Under the guise of “restoring trust” between communities and police departments that have been militarized by the federal government, the Obama administration’s Justice Department announced this month that it had selected six U.S. cities to serve as pilot sites, to develop and deploy federal guidance for local police to create better procedures, reduce racial bias, and regain citizens’ trust.
The plan, which is controversial because it is line with Obama administration goals to further nationalize and federalize local law enforcement, has been officially dubbed the “National Initiative for Building Community Trust and Justice.” It will use U.S. taxpayer dollars to deploy “experts” and “researchers” charged with training officers to act in a manner that the DOJ deems just — in essence doing the bidding of the Obama administration. Officially, the Justice Department will be helping local officials “fight crime” under the scheme, according to news reports.

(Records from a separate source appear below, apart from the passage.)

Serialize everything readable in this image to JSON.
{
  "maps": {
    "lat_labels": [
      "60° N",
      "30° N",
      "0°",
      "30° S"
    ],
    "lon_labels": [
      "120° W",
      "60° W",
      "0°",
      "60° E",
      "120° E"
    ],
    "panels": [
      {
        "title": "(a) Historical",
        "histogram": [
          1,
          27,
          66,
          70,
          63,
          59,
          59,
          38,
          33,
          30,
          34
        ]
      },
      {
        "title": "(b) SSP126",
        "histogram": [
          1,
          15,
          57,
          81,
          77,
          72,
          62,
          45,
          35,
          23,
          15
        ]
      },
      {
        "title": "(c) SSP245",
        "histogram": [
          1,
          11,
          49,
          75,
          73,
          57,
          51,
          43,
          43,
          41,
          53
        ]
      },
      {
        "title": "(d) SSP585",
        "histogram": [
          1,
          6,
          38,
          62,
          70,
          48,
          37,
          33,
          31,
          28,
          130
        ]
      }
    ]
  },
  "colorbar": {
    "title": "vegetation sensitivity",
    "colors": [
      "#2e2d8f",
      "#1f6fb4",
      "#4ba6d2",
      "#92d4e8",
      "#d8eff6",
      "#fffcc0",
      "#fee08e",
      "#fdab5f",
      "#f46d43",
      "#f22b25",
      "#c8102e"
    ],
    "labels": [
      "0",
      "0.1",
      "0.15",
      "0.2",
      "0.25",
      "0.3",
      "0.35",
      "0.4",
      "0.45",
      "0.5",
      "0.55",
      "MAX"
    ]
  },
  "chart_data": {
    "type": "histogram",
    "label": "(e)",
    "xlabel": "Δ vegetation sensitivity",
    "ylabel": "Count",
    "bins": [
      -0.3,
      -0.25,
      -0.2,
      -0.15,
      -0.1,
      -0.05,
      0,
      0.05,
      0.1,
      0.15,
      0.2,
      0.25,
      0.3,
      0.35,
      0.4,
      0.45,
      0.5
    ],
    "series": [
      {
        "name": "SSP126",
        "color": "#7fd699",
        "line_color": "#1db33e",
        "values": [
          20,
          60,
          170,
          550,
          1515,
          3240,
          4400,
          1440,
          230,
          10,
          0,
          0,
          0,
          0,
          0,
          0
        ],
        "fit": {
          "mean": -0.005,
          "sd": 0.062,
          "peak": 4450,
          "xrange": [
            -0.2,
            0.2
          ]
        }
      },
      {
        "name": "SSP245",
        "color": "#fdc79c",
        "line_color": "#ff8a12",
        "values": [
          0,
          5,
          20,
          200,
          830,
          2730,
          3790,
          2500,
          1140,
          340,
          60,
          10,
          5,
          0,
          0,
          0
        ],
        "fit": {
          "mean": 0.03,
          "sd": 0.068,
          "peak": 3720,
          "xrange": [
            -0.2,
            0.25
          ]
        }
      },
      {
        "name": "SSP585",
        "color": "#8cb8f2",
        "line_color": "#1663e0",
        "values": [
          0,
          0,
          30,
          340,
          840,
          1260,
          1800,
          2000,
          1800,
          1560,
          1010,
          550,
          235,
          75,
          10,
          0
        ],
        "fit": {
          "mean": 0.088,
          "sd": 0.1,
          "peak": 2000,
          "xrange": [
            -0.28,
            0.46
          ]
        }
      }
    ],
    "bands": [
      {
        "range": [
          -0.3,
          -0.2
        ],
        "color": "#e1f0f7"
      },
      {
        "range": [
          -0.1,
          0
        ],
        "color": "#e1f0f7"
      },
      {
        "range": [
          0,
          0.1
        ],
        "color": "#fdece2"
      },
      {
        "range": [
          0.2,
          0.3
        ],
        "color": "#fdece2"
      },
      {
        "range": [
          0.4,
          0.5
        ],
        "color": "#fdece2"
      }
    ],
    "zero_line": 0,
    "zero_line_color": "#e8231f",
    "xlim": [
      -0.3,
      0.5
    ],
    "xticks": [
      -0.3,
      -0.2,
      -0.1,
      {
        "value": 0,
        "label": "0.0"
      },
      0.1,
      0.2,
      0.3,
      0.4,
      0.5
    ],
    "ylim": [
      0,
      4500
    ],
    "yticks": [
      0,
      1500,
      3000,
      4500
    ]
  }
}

Initially, the program, which will cost American taxpayers almost $5 million, will aim to “assess” the relationship between local police and the communities they serve. Then, the DOJ squads will work to develop plans supposedly aimed at enhancing “procedural justice,” reducing bias, and supporting “reconciliation in communities where trust has been eroded,” the Justice Department said in a statement announcing the plan.
The first six cities to be targeted as pilot sites will be Birmingham, Alabama; Fort Worth, Texas; Gary, Indiana; Minneapolis, Minnesota; Pittsburgh, Pennsylvania; and Stockton, California. Fort Worth Mayor Betsy Price described the program as “a tool to strengthen our partnership with the justice system.” However, other police departments are also in the cross hairs. According to the official announcement, an unspecified number of “police departments and communities that are not pilot sites” will also be targeted for more DOJ “training” and “technical assistance.”